Если в XVIII веке мы открыли глубинное время многих миллионов лет, ушедших на отвердевание несущего нас небесного тела, то сейчас перед нами открывается поверхностное время дромологической реальности-эффекта взаимодействий на расстоянии.
После времени-материи твердой геофизической реальности мест наступает время-свет виртуальной реальности, вязкой и изменяющей саму сущность длительности, вызывающей, тем самым, искажение времени и ускорение всех реальностей: вещей, существ, социокультурных явлений…
Вспомним «виртуальные общества», организующиеся в Интернете.
В мире насчитывается уже семьдесят миллионов интернавтов, вездесущих сообществ адептов, «телеприсутствующих» друг перед другом с помощью мгновенных сообщений, а в скором будущем — с помощью камер on-line.
Что же остается от исторического значения публичного пространства полиса в эпоху метапо-лиса, в котором правит публичный имидж?
Интерактивная картинка, в любой момент доступная для использования в торговле, в образовании и на постиндустриальном предприятии, во всех концах нашей маленькой планеты?

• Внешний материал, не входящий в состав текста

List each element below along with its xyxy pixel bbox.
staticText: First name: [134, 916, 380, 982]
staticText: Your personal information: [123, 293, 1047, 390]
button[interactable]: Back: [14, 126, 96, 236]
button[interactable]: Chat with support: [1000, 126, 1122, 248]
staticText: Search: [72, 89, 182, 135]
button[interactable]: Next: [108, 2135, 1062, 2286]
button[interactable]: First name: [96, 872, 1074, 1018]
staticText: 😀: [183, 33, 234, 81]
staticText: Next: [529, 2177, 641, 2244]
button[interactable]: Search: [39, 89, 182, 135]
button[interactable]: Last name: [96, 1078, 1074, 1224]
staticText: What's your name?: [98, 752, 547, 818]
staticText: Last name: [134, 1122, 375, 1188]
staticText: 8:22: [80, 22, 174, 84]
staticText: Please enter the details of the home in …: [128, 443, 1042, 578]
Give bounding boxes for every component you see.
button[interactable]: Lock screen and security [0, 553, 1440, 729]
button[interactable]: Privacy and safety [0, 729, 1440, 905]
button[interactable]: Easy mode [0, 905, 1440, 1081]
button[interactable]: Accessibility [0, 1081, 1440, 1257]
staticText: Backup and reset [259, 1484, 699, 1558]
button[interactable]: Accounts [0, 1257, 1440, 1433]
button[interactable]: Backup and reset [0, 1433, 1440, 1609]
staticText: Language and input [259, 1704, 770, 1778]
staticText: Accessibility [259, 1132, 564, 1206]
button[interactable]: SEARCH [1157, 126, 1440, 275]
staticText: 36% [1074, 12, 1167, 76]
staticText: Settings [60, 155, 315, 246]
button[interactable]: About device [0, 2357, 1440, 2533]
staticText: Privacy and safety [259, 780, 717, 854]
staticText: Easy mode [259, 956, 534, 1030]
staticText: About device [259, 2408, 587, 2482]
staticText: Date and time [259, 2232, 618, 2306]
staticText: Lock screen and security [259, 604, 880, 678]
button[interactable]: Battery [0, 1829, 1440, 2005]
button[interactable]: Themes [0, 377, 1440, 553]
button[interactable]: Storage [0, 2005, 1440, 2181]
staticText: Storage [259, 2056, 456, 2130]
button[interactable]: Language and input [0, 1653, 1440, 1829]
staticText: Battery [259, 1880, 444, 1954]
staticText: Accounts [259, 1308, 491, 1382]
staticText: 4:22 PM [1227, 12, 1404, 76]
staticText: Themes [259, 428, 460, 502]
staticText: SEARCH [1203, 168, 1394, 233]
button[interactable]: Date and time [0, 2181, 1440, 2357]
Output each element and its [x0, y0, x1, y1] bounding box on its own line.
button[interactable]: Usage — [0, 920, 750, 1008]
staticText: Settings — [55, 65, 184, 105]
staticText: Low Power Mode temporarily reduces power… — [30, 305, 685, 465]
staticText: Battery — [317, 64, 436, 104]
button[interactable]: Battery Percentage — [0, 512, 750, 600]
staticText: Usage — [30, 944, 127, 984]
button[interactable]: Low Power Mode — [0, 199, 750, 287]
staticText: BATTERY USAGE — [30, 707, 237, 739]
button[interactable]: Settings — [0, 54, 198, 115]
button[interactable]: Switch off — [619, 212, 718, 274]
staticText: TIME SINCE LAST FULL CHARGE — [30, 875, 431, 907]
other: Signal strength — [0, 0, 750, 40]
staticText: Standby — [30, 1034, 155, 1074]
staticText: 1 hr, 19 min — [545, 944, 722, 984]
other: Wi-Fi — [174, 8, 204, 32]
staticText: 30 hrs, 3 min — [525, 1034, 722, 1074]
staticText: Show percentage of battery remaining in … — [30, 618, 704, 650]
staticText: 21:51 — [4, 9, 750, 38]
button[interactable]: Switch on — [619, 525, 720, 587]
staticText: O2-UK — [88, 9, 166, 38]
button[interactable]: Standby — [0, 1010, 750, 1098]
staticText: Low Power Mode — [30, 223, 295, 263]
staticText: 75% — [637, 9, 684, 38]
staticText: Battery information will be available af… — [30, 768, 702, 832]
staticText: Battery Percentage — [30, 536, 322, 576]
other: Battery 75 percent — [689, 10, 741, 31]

В целом, глобализация оказывает и будет оказывать более сильное воздействие на историю, чем на географию. Ускорение реального времени, предельная скорость света, разрежает не только геофизическое пространство, естественный образ земного шара, но и принижает значение длительностей (longues durees) локального времени регионов, стран и наций, привязанных к своей территории.
Телетехнологии замещают «хронологическую» последовательность локального времени непосредственностью мирового всеобщего времени, делают интерактивными и засвечивают любую деятельность, факт и историческое событие.
Прошлое, настоящее и будущее, привычное разделение длительности, отступают перед новым типом теленастоящего, перед его пока еще непривычным рельефом. Это не событийный рельеф, а рельеф объектов, у которых вместо четвертого, временного измерения вдруг оказалось третье: материальный объем перестал указывать на «действительное присутствие», а вместо него возникло «телеприсутствие» звука и образа, с легкостью подменяющее реальные события.
В недалеком будущем установится новое видение, формируемое мощной мгновенной передачей аналоговых сигналов и цифровой информации, основанной на временном сжатии данных.
Таким образом, сейчас речь идет не столько о пространстве, сколько о времени. Не о времени долгих периодов стародавней истории, а о времени света и скорости, космологической постоянной, способной повлиять на Историю человечества.
Три физических измерения, когда-то определявшие восприятие действительного рельефа, сейчас дополняются третьим измерением самой материи; а за «массой» и «энергией» в сегодняшние хроники вторгается «информация», застилая наличие реальных вещей и мест образами теленаблюдения и контроля за окружающей средой.